While this was unravelling inside, there was also utter chaos outside the campus main gate. People were being heckled, journalists were abused and asked to leave, and cops ensured no one could leave or enter the campus. Mrinal Borah too couldn’t escape the varsity.
A 27-year-old Master of Philosophy student from the varsity, Borah too was injured last night in what he terms as a “planned attack”. He’s managed to leave the campus today but Borah was forced to spend last night in the natural forests that are part of the university campus. “I managed to leave the campus somehow,” he tells VICE. “It is life-threatening to be there. They can kill anyone. You know what happened to Najeeb.”
Najeeb Ahmed was a young, underprivileged Muslim student of the same university who went missing in 2016 following a scuffle with members of the ABVP. The brutality being seen in campuses over the past few days has brought Ahmed back to public consciousness, with people requestioning how it is that a student from a minority community and studying at a prestigious university should go missing in a democratic country.
JNU has been seeing a standoff between the students and the administration over the hike in hostel fees for over the last 70 days. On the evening of January 5, as part of the ongoing protests, Borah along with other students had decided to boycott the registration process and protest, when there was an unexpected disruption.

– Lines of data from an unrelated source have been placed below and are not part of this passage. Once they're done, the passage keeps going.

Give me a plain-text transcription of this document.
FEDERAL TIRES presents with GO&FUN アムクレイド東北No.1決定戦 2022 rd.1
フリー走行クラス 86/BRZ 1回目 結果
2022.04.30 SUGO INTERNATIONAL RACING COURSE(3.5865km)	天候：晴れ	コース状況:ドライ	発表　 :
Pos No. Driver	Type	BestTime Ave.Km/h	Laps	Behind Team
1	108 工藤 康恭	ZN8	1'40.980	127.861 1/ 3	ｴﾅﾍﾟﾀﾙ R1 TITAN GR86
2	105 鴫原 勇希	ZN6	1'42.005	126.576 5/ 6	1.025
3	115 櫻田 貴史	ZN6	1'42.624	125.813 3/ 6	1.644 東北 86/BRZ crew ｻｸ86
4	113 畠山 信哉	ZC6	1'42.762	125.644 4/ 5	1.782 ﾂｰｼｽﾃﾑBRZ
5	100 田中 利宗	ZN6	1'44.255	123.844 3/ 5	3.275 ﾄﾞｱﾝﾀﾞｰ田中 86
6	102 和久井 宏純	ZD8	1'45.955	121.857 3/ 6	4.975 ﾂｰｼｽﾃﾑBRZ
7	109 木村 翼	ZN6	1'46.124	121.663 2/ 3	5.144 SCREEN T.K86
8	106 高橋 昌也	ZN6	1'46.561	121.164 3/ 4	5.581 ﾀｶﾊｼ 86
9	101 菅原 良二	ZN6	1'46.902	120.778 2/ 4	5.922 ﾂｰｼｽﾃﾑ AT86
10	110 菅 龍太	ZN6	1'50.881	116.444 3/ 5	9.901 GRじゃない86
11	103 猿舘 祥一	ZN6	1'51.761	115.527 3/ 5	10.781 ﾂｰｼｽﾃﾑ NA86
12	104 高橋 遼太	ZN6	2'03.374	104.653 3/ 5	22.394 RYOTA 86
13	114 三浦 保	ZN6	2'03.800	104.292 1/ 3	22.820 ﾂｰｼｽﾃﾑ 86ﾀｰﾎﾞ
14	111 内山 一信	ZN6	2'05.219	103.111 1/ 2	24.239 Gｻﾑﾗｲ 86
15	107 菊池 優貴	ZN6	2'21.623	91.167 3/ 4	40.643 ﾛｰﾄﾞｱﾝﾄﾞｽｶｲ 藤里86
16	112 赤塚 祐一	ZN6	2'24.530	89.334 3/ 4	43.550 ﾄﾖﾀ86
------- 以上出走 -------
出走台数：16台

“It was a peace march,” recalls Borah. According to him, students were marching within the university campus towards Sabarmati Hostel. He remembers standing near the Vivekananda Statue in the premises, a place where students are not allowed to participate in any political activity, when the goons appeared with lathis and rods.
Borah and the group, however, continued to march peacefully. “When we reached the Sabarmati point, where teachers and other students were concluding their speeches, we were attacked,” he says. “Stones were hurled at us and we were beaten with lathis. It was uncontrollable. Many students were hurt.” At least 24 people, including the varsity’s Students' Union president Aishe Ghosh were injured in the attacks carried out by the masked goons.

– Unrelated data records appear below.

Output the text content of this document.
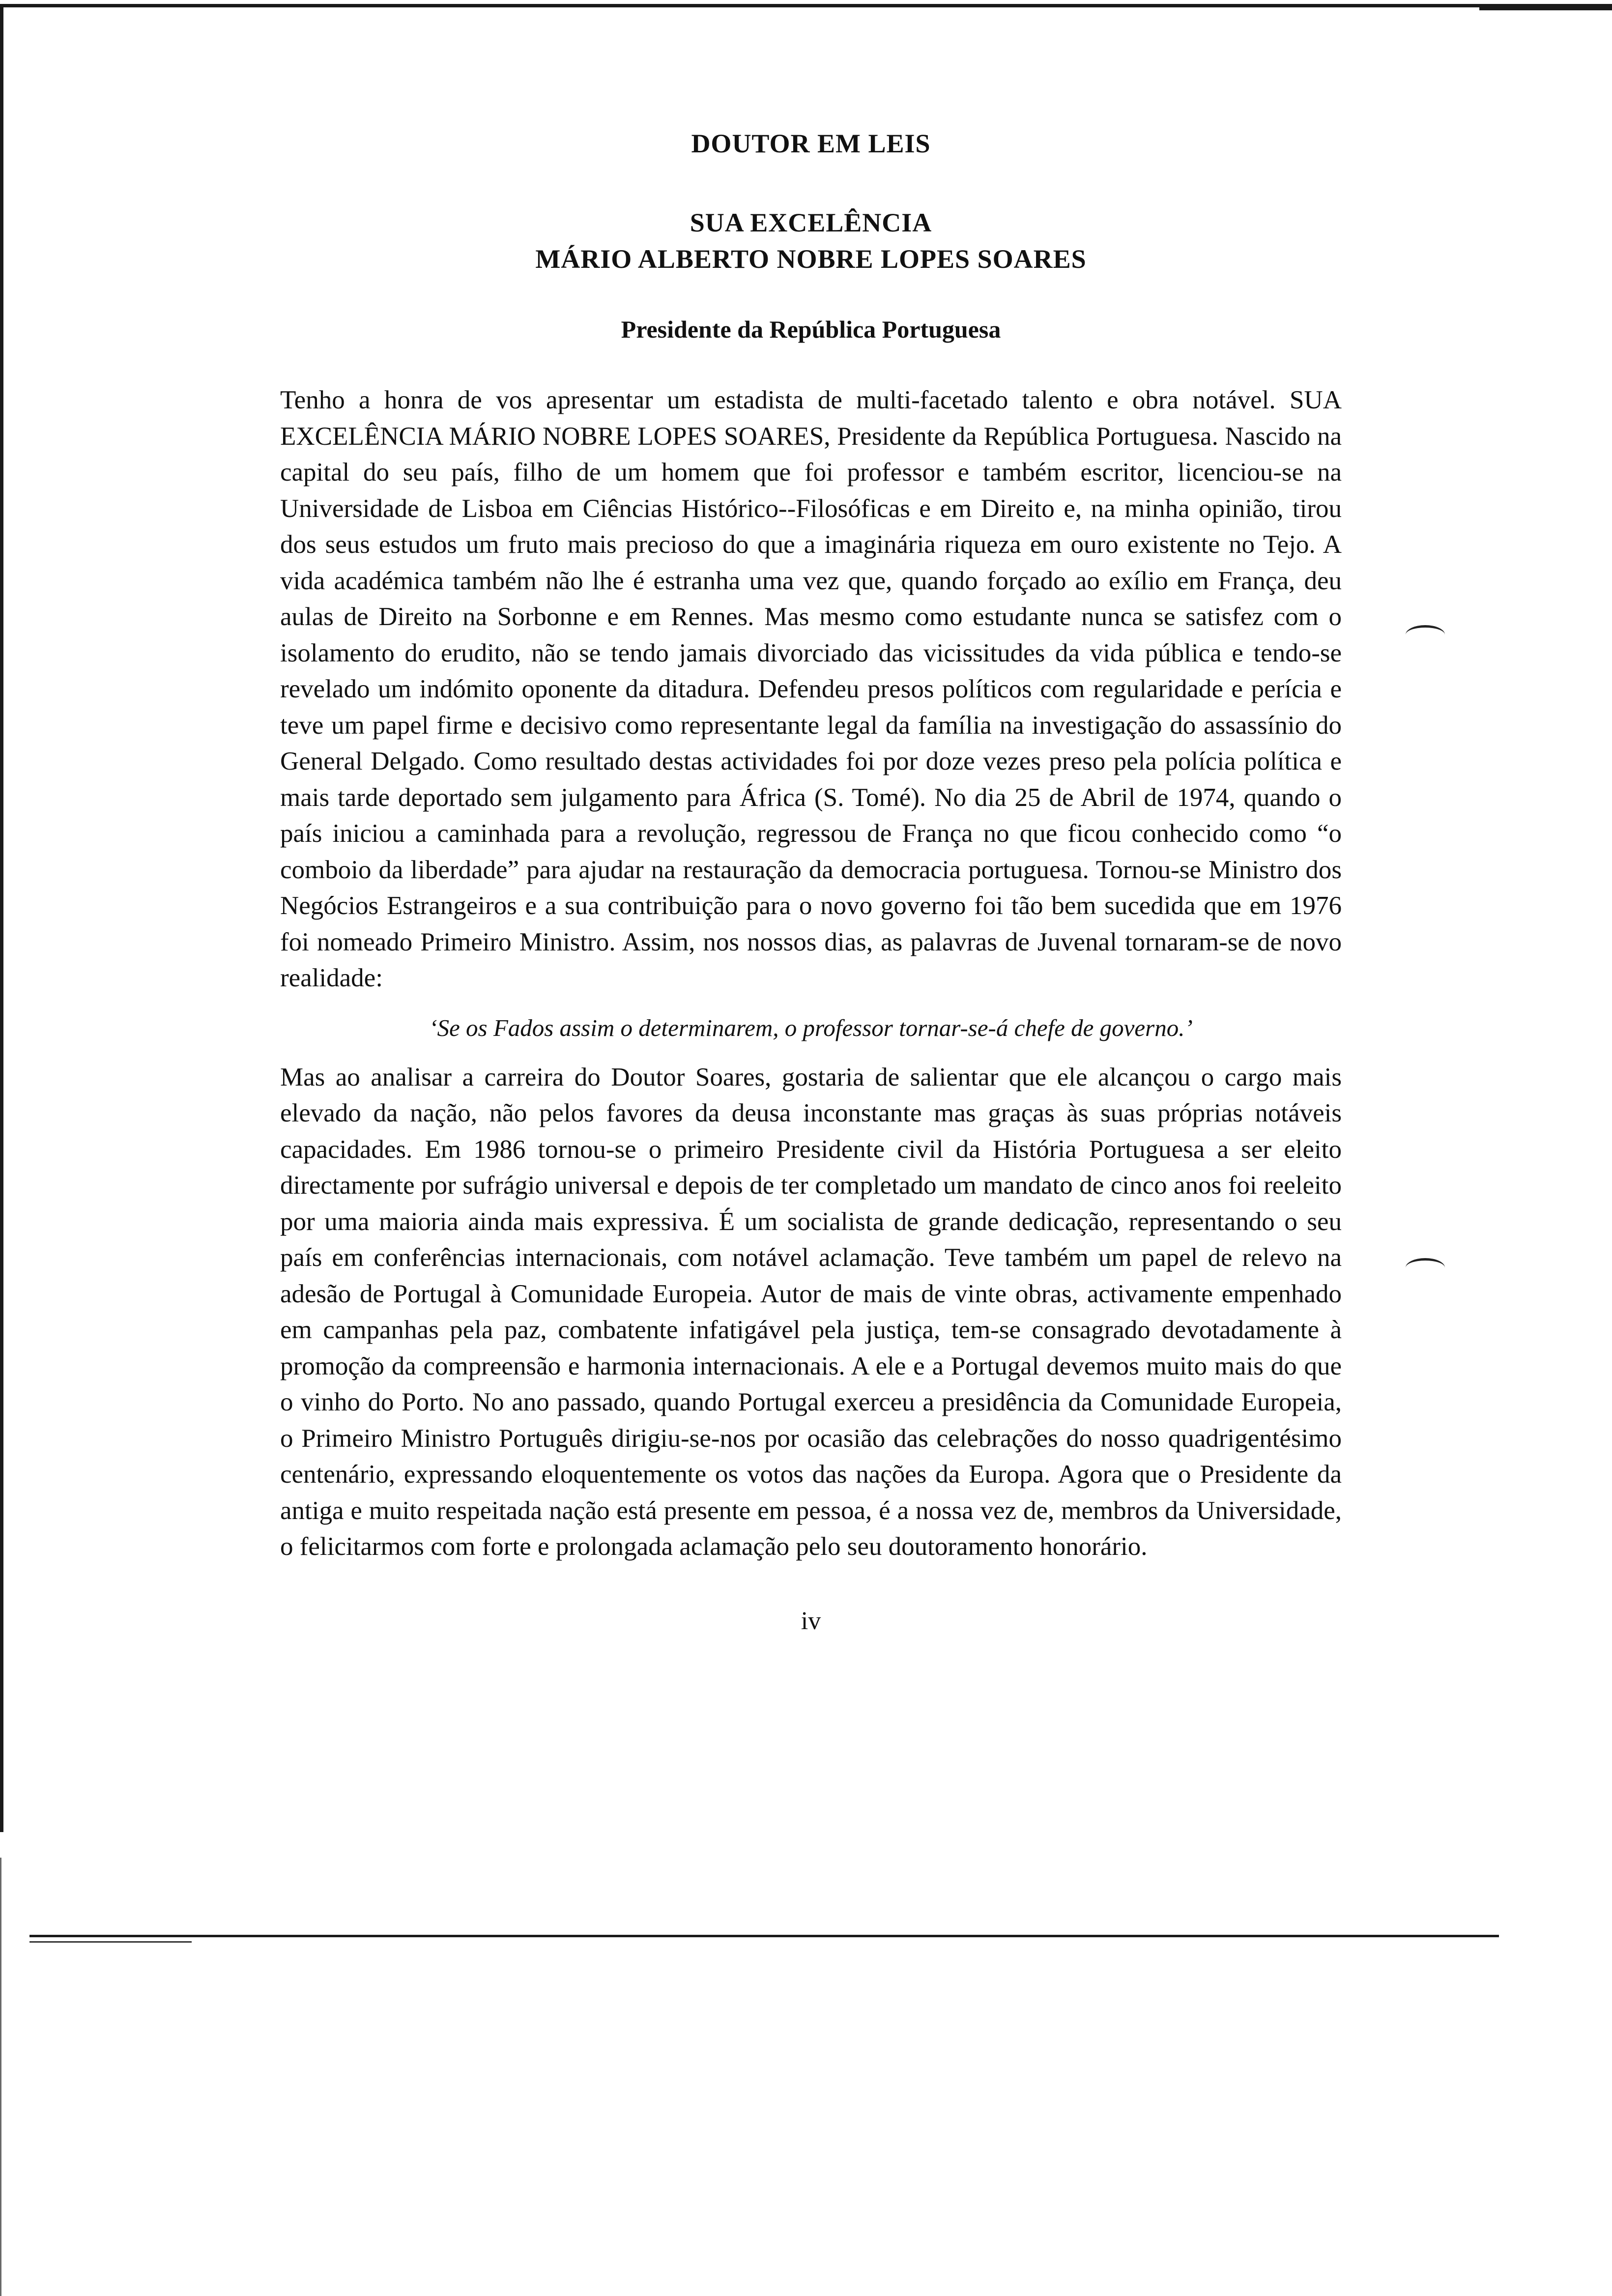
DOUTOR EM LEIS
SUA EXCELÊNCIA
MÁRIO ALBERTO NOBRE LOPES SOARES
Presidente da República Portuguesa

Tenho a honra de vos apresentar um estadista de multi-facetado talento e obra notável. SUA EXCELÊNCIA MÁRIO NOBRE LOPES SOARES, Presidente da República Portuguesa. Nascido na capital do seu país, filho de um homem que foi professor e também escritor, licenciou-se na Universidade de Lisboa em Ciências Histórico--Filosóficas e em Direito e, na minha opinião, tirou dos seus estudos um fruto mais precioso do que a imaginária riqueza em ouro existente no Tejo. A vida académica também não lhe é estranha uma vez que, quando forçado ao exílio em França, deu aulas de Direito na Sorbonne e em Rennes. Mas mesmo como estudante nunca se satisfez com o isolamento do erudito, não se tendo jamais divorciado das vicissitudes da vida pública e tendo-se revelado um indómito oponente da ditadura. Defendeu presos políticos com regularidade e perícia e teve um papel firme e decisivo como representante legal da família na investigação do assassínio do General Delgado. Como resultado destas actividades foi por doze vezes preso pela polícia política e mais tarde deportado sem julgamento para África (S. Tomé). No dia 25 de Abril de 1974, quando o país iniciou a caminhada para a revolução, regressou de França no que ficou conhecido como “o comboio da liberdade” para ajudar na restauração da democracia portuguesa. Tornou-se Ministro dos Negócios Estrangeiros e a sua contribuição para o novo governo foi tão bem sucedida que em 1976 foi nomeado Primeiro Ministro. Assim, nos nossos dias, as palavras de Juvenal tornaram-se de novo realidade:

‘Se os Fados assim o determinarem, o professor tornar-se-á chefe de governo.’

Mas ao analisar a carreira do Doutor Soares, gostaria de salientar que ele alcançou o cargo mais elevado da nação, não pelos favores da deusa inconstante mas graças às suas próprias notáveis capacidades. Em 1986 tornou-se o primeiro Presidente civil da História Portuguesa a ser eleito directamente por sufrágio universal e depois de ter completado um mandato de cinco anos foi reeleito por uma maioria ainda mais expressiva. É um socialista de grande dedicação, representando o seu país em conferências internacionais, com notável aclamação. Teve também um papel de relevo na adesão de Portugal à Comunidade Europeia. Autor de mais de vinte obras, activamente empenhado em campanhas pela paz, combatente infatigável pela justiça, tem-se consagrado devotadamente à promoção da compreensão e harmonia internacionais. A ele e a Portugal devemos muito mais do que o vinho do Porto. No ano passado, quando Portugal exerceu a presidência da Comunidade Europeia, o Primeiro Ministro Português dirigiu-se-nos por ocasião das celebrações do nosso quadrigentésimo centenário, expressando eloquentemente os votos das nações da Europa. Agora que o Presidente da antiga e muito respeitada nação está presente em pessoa, é a nossa vez de, membros da Universidade, o felicitarmos com forte e prolongada aclamação pelo seu doutoramento honorário.

iv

According to eyewitnesses, a big crowd of people who were not from the university were allegedly allowed safe passage into the university by the cops themselves. “The police helped them get inside the university, while our university guards just watched. The crowd armed with rods and lathis started hitting the students, teachers and everyone mercilessly,” Borah says.
“I went to save some students, but they (the goons) came up from behind and started hitting me on my back and head. The only thing I could do at that moment was to run and save my life.” Terrified, Borah and some others escaped into the jungle around Sabarmati Hostel, and stayed there for the night, avoiding the goons who were allegedly hunting down students in the area. “Later, somehow I managed to sneak out, pack my bag and run away from the campus. I am not in a position to walk properly. My body hurts.” Borah continues to remain hidden, fearing for his life.

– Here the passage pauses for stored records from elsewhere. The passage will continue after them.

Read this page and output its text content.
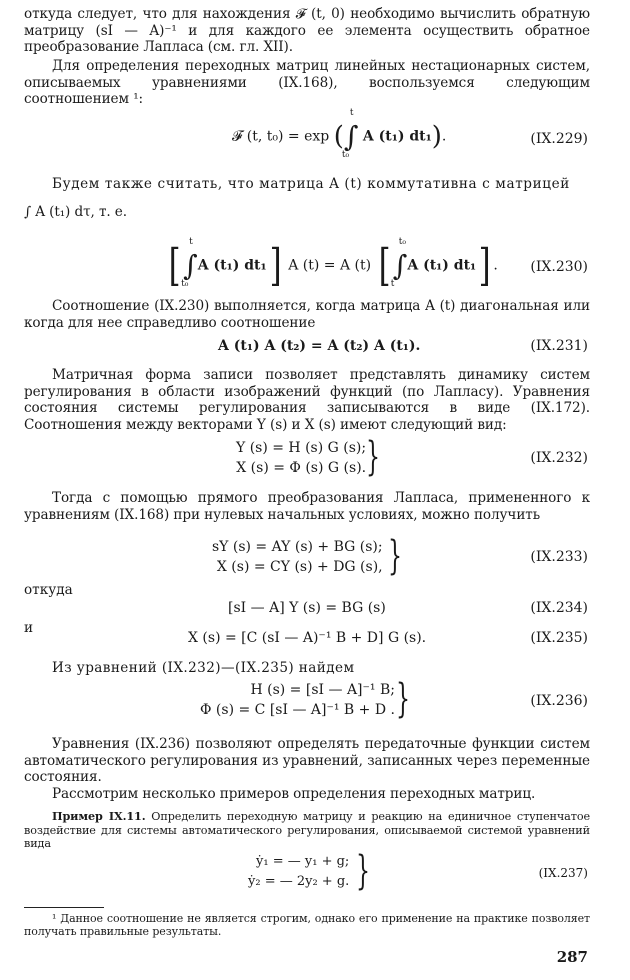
откуда следует, что для нахождения 𝓕 (t, 0) необходимо вычислить обратную матрицу (sI — A)⁻¹ и для каждого ее элемента осуществить обратное преобразование Лапласа (см. гл. XII).

Для определения переходных матриц линейных нестационарных систем, описываемых уравнениями (IX.168), воспользуемся следующим соотношением ¹:

𝓕 (t, t₀) = exp (
t
∫
t₀
A (t₁) dt₁).	(IX.229)

Будем также считать, что матрица A (t) коммутативна с матрицей

∫ A (t₁) dτ, т. е.

[ t
∫
t₀
A (t₁) dt₁] A (t) = A (t) [ t₀
∫
t
A (t₁) dt₁] . (IX.230)

Соотношение (IX.230) выполняется, когда матрица A (t) диагональная или когда для нее справедливо соотношение

A (t₁) A (t₂) = A (t₂) A (t₁).	(IX.231)

Матричная форма записи позволяет представлять динамику систем регулирования в области изображений функций (по Лапласу). Уравнения состояния системы регулирования записываются в виде (IX.172). Соотношения между векторами Y (s) и X (s) имеют следующий вид:

Y (s) = H (s) G (s);
X (s) = Φ (s) G (s). }	(IX.232)

Тогда с помощью прямого преобразования Лапласа, примененного к уравнениям (IX.168) при нулевых начальных условиях, можно получить

sY (s) = AY (s) + BG (s);
X (s) = CY (s) + DG (s), }	(IX.233)
откуда
[sI — A] Y (s) = BG (s)	(IX.234)
и
X (s) = [C (sI — A)⁻¹ B + D] G (s).	(IX.235)

Из уравнений (IX.232)—(IX.235) найдем

H (s) = [sI — A]⁻¹ B;
Φ (s) = C [sI — A]⁻¹ B + D . }	(IX.236)

Уравнения (IX.236) позволяют определять передаточные функции систем автоматического регулирования из уравнений, записанных через переменные состояния.

Рассмотрим несколько примеров определения переходных матриц.

Пример IX.11. Определить переходную матрицу и реакцию на единичное ступенчатое воздействие для системы автоматического регулирования, описываемой системой уравнений вида

ẏ₁ = — y₁ + g;
ẏ₂ = — 2y₂ + g. }	(IX.237)

¹ Данное соотношение не является строгим, однако его применение на практике позволяет получать правильные результаты.

287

While protests against the CAA have been going on across India, universities have emerged as epicentres for several protests. In December, the police used teargas and lathi charge on students at the Jamia Millia Islamia University in Delhi, leading to thousands of students across India protesting against both, the police brutality and the Act itself. Borah believes the government action on all the universities is interrelated with the aim being to quell dissent by coercion. “This is all a right-wing orchestrated violence organised with the motive of demoralising students,” he says. “Everything that’s happening is connected, first they attacked Jamia, then AMU (Aligarh Muslim University) and now JNU. They just want to make this country a mobocracy—a democracy controlled by a mob.”